The primiere study on this exact subject* found directly contradict the notion that intranasal administration is ineffectual/wasteful. Quite the contrary, the study found that Intranasal administration is a comparable Route of Administration (ROA) to Buccal - and actually superior in achieving higher plasma levels faster. The plasma level testing shows that Intransal administration provides higher plasma concentrations sooner than Buccal.
However, the study ultimately concluded that (since the levels were still similiar), that the time and effort it would take to develop a Intranasal preparation would not be worth the effort - as the studies purpose was to see if Intransal was a viable alternative ROA to Intravenous (IV) administration. Fhey weren't looking for something to replace buccal or oral administration.
So, clinically, the higher Intranasal-resultant plasma concentrations may not be worth it versus existing buccal preparations...
. ..But but if you want it for recreational purposes, it seems Intranasal is very viable and, from the data, the preferable ROA for recreational use (if you are not administering it IV - please don't)
The sole stidy I could locate, that compares the Bioavailability of Intranasal vs Buccal Clonazepam, indicates near identically net-bioavailability over time - but it clearly shows the Plasma levels are higher sooner when Clonazepam's ROA is Intranasal, vs when it's ROA is Buccal.


*Study:
Absorption of clonazepam after intranasal and buccal administration.
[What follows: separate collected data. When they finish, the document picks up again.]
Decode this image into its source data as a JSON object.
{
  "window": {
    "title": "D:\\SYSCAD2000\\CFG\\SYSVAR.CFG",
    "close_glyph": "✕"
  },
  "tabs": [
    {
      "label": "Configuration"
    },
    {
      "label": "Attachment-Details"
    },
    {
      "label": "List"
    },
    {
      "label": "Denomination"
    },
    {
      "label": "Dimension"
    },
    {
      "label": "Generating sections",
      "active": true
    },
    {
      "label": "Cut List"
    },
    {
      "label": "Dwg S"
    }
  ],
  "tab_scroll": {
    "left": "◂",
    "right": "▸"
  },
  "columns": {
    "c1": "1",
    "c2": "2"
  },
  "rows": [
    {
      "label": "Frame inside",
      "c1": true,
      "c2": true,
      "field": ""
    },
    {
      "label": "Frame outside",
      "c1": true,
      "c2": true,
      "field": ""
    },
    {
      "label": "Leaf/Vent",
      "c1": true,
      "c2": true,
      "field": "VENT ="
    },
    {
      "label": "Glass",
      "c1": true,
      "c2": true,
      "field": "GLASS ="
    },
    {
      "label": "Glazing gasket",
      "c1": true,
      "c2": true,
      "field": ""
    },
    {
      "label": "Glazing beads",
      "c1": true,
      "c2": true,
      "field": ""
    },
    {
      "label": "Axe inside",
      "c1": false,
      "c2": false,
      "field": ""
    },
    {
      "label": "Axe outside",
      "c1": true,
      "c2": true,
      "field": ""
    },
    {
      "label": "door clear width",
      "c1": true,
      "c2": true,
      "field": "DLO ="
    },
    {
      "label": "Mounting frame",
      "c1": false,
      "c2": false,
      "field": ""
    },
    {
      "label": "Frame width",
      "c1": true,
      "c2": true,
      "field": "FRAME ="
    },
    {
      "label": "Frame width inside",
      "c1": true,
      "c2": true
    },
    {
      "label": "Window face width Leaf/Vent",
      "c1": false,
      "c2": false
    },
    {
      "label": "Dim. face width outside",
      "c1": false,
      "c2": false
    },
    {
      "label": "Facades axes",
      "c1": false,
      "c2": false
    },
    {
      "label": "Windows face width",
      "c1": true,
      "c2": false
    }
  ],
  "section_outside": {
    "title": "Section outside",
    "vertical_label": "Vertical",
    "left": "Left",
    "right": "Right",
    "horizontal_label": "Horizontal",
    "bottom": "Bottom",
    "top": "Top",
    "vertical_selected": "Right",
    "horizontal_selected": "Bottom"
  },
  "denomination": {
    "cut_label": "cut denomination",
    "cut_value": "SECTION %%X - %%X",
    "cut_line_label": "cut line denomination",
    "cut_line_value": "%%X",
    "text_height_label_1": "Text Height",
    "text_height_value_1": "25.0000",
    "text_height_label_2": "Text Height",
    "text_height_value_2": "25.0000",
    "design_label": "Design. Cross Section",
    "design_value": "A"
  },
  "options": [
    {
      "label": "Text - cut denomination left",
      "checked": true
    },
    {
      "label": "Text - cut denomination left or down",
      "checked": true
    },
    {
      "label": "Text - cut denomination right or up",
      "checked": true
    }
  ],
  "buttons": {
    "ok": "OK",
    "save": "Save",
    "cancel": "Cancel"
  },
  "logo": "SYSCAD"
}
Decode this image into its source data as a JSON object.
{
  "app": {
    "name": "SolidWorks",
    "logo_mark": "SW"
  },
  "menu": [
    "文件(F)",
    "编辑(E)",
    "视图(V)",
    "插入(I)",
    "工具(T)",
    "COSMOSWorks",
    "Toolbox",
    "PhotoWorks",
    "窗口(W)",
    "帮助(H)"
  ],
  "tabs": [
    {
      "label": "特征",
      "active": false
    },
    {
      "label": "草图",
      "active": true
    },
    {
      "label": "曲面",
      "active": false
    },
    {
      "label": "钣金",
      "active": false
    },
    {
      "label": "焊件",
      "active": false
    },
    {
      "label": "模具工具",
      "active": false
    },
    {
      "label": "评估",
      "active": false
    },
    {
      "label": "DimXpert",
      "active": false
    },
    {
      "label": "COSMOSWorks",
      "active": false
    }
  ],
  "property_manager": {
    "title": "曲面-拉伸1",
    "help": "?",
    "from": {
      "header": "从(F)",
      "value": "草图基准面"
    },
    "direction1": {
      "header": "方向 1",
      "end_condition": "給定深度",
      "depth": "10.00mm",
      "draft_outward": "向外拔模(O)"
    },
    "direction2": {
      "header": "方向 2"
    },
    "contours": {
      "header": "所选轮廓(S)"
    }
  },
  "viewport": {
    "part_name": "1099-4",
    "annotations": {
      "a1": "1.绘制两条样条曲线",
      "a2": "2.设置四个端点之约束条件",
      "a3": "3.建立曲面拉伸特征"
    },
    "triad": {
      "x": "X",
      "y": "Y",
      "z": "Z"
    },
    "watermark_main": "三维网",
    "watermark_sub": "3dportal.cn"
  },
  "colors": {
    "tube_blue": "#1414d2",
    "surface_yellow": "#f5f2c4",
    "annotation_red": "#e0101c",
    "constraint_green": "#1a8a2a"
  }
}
M W Schols-Hendriks, J J Lohman, R Janknegt, J J Korten, F W Merkus, and P M Hooymans
Abstract
Serum concentrations of clonazepam after intranasal, buccal and intravenous administration were compared in a cross-over study in seven healthy male volunteers. Each subject received a 1.0 mg dose of clonazepam intranasally and buccally and 0.5 mg intravenously. A Cmax of 6.3 +/- 1.0 ng ml-1 (mean; +/- s.d.) was measured 17.5 min (median) (range 15-20 min) after intranasal administration. A second peak (4.6 +/- 1.3 ng ml-1) caused by oral absorption was seen after 1.7 h (range 0.7-3.0 h). After buccal administration a Cmax of 6.0 +/- 3.0 ng ml-1 was measured after 50 min (range 30-90 min) with a second peak of 6.5 +/- 2.5 ng ml-1 after 3.0 h (range 2.0-4.0 h). Two minutes after i.v. injection of 0.5 mg clonazepam the serum concentration was 27 +/- 18 ng ml-1. It is concluded that intranasal clonazepam is an alternative to buccal administration. However, the Cmax of clonazepam after intranasal administration is not high enough to recommend the intranasal route as an alternative to intravenous injection.